More than 200 Dutch mosques, however, have come together to appeal to the king to call off the meeting.
According to Palestinian group The Rights Forum, there will be protests at Mr Herzog’s presence because of his alleged support for what South Africa has claimed at the International Court of Justice is a campaign of genocide by Israel against Gazans.
“That’s why it should be unthinkable for him to set foot on Dutch soil — other than to answer to the International Criminal Court.”
Before the second World War, the Netherlands had a vibrant Jewish community of about 140,000 people, mainly centred in Amsterdam. By the end of the Holocaust, 102,000 of those, some 75 per cent, were dead.
The building housing the new museum is a former kindergarten in the old Jewish quarter.

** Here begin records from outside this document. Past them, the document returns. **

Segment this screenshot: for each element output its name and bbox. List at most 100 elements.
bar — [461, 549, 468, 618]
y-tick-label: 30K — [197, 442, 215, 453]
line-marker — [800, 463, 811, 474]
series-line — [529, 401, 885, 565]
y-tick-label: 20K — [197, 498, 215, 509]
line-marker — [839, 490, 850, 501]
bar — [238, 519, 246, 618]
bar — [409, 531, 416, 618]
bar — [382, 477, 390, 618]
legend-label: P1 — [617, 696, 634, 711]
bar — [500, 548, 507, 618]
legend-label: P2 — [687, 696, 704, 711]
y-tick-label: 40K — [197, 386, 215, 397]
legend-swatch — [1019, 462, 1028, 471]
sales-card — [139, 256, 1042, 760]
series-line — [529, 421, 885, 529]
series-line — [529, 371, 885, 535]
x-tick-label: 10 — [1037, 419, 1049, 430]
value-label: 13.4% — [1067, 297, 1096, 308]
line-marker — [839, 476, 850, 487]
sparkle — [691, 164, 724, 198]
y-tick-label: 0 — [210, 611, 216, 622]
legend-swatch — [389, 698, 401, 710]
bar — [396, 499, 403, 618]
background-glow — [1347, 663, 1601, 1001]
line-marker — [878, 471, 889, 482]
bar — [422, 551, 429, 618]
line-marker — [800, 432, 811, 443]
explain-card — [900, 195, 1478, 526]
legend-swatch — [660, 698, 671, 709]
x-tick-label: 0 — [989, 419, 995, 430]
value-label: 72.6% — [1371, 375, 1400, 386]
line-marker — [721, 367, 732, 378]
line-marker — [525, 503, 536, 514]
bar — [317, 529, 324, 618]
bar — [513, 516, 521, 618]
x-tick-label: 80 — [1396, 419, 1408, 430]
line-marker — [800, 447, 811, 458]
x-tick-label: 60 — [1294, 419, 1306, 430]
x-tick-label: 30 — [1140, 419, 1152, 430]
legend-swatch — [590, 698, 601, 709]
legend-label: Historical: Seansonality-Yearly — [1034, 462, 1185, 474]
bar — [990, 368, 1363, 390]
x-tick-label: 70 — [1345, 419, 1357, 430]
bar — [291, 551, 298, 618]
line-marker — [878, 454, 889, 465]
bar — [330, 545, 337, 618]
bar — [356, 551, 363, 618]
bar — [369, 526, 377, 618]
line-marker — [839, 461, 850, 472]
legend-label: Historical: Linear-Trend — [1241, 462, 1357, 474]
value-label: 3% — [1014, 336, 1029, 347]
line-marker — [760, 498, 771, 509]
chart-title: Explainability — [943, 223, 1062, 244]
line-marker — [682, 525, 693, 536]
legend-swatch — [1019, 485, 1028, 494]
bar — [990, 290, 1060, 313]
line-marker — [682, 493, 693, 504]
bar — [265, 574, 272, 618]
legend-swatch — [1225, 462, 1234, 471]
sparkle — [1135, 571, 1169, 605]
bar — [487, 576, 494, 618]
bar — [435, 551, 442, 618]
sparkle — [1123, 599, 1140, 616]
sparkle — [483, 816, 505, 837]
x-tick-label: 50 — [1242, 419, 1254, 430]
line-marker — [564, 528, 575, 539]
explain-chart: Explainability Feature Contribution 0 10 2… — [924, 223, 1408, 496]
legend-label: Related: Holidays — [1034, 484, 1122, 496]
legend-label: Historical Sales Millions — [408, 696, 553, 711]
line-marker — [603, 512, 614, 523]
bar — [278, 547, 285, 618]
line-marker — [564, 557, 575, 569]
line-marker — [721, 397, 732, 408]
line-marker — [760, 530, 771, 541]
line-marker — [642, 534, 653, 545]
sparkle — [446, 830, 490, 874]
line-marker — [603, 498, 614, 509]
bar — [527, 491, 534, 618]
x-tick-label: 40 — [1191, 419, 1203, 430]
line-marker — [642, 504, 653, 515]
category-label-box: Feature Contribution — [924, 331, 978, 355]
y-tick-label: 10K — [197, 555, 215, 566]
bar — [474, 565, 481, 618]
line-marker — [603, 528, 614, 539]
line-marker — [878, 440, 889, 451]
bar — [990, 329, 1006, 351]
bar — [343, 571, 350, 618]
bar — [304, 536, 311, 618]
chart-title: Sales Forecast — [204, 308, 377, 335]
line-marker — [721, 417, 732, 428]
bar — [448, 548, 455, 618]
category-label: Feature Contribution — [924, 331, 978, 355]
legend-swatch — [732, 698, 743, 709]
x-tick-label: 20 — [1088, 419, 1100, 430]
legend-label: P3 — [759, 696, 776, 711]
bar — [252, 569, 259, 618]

Across the road is a former theatre where Jewish families were taken to await deportation to death camps such as Auschwitz and Sobibor.
Visitors to the museum will be able to walk through an “escape corridor” created by Dutch resistance fighters through which some 600 children were separated from their families and smuggled to safety over the years.
“Within a few hundred metres in Amsterdam you have this story of deportation and of collaboration, a dark part of our history”, says curator, Annemiek Gringold.
The museum will display some 2,500 objects, including striped Auschwitz uniforms, buttons cut from the clothes of arrivals at Sobibor, and photographs of those who died, including babies, toddlers and young children.
On the walls are copies of the Nazis’ anti-Jewish laws, including the notorious 1942 directive to wear a yellow Star of David and notices offering rewards for “denouncing” Jews to the authorities.
The reality of the Holocaust, however, is being rapidly forgotten in the Netherlands.
According to a survey last year by non-profit awareness group Claims Conference, nearly a quarter of Dutch people born after 1980 believe the Holocaust was a myth or the number of its victims greatly exaggerated. And as history is being forgotten, the number of anti-Semitic incidents in the Netherlands is on the rise, doubling last year from 69 to 154, according to the European Jewish Congress.